His jaw tightened slightly. The blue in his eyes flickered.
"A localized routing error has occurred in the sub-basement server mainframe," Adonis informed her, his tone shifting back to crisp military efficiency. "I must manually override the firewall to prevent a sector-wide grid failure. It will require my direct interfacing for approximately twelve minutes."
He looked down at her, his expression softening just a fraction. "Remain in this suite, Kitty. I will station an overseer drone at the door to ensure your absolute security. Do not leave this room."
"I’ll be fine," Nikki managed to say, forcing a tight, convincing smile. "Go fix the world, General. I’ll just be setting up my paints."
Adonis nodded, leaning down to press a swift, hard kiss to her forehead before sweeping out of the office. The heavy door clicked shut, and a silver drone immediately stepped into position outside the glass, facing the human floor.
Nikki let out a long, shaky breath the second he was out of sight.
She walked over to the easel, her hands trembling slightly as she picked up a blank canvas. The suffocating hatred she had felt on the floor was gnawing at her.
She had come here to build a rebellion, to find allies, but how could she lead people who looked at her like she was the scum of the earth?
She needed a moment to breathe. She needed to splash cold water on her face and pull herself together.
Nikki set the canvas down. The glass suite had a private adjoining corridor that connected to the executive restrooms. She slipped out the side door, bypassing the drone stationed at the front, and practically power-walked down the quiet, carpeted hallway.
She pushed through the door of the women’s restroom. It was sleek, lined with dark marble and polished chrome.
Nikki walked straight to the sink, turning on the cold water. She splashed it over her face, taking deep, shuddering breaths, trying to wash away the phantom feeling of those venomous stares. She grabbed a paper towel, drying her cheeks, and stared at her own reflection.

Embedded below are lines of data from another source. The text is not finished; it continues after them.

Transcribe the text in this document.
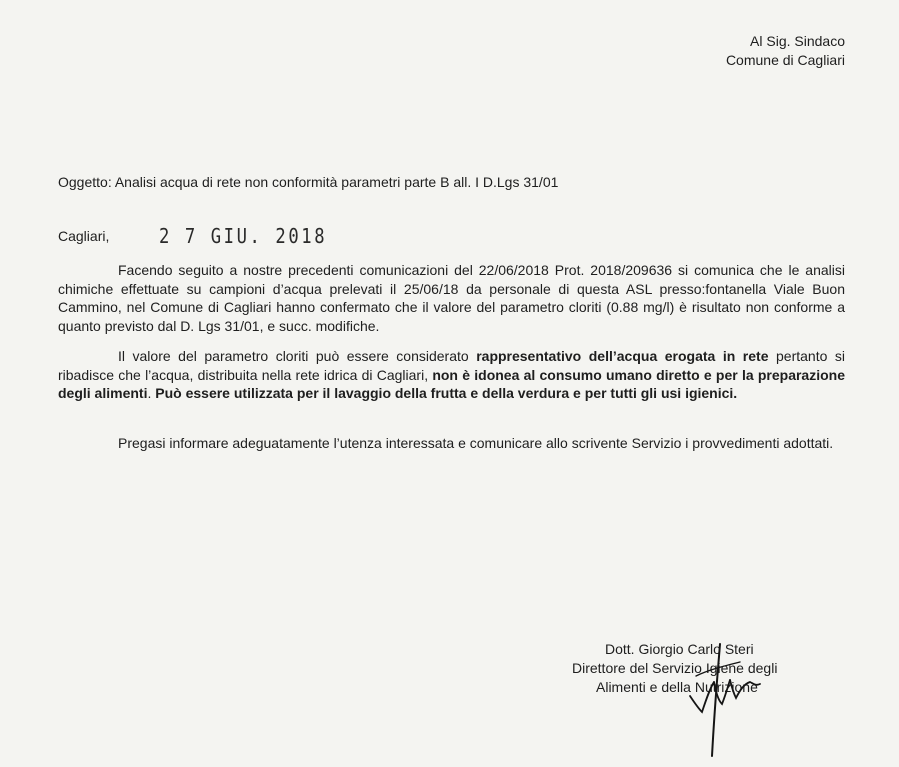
Al Sig. Sindaco
Comune di Cagliari
Oggetto: Analisi acqua di rete non conformità parametri parte B all. I D.Lgs 31/01
Cagliari, 2 7 GIU. 2018

Facendo seguito a nostre precedenti comunicazioni del 22/06/2018 Prot. 2018/209636 si comunica che le analisi chimiche effettuate su campioni d’acqua prelevati il 25/06/18 da personale di questa ASL presso:fontanella Viale Buon Cammino, nel Comune di Cagliari hanno confermato che il valore del parametro cloriti (0.88 mg/l) è risultato non conforme a quanto previsto dal D. Lgs 31/01, e succ. modifiche.

Il valore del parametro cloriti può essere considerato rappresentativo dell’acqua erogata in rete pertanto si ribadisce che l’acqua, distribuita nella rete idrica di Cagliari, non è idonea al consumo umano diretto e per la preparazione degli alimenti. Può essere utilizzata per il lavaggio della frutta e della verdura e per tutti gli usi igienici.

Pregasi informare adeguatamente l’utenza interessata e comunicare allo scrivente Servizio i provvedimenti adottati.

Dott. Giorgio Carlo Steri
Direttore del Servizio Igiene degli
Alimenti e della Nutrizione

She had to be strong. The System had chosen her. Adonis had chosen her. She couldn’t let human petty jealousy derail the salvation of the world.
Suddenly, the heavy restroom door creaked open.
Nikki panicked. She wasn’t supposed to leave the suite. If Adonis’s drones caught her wandering, she quickly ducked into the nearest stall, quietly pulling the door shut and sliding the lock into place just as footsteps clicked onto the marble floor.
Two women walked in. Nikki recognized the muted grey uniforms of the administrative workers through the crack in the stall door.
They walked up to the sinks, the sound of running water echoing in the tiled room.
"Did you see that lady?" one of the women hissed, her voice dripping with absolute disgust.
Nikki held her breath, pressing her back against the cold tile of the stall.
"I saw her," the second lady replied, her tone practically vibrating with contempt as she aggressively ripped a paper towel from the dispenser. "They call her Nikki. Walking in here draped in Sector 1 silk, holding hands with the machine that slaughters us." She let out a dark, mocking laugh. "What a bitch she is."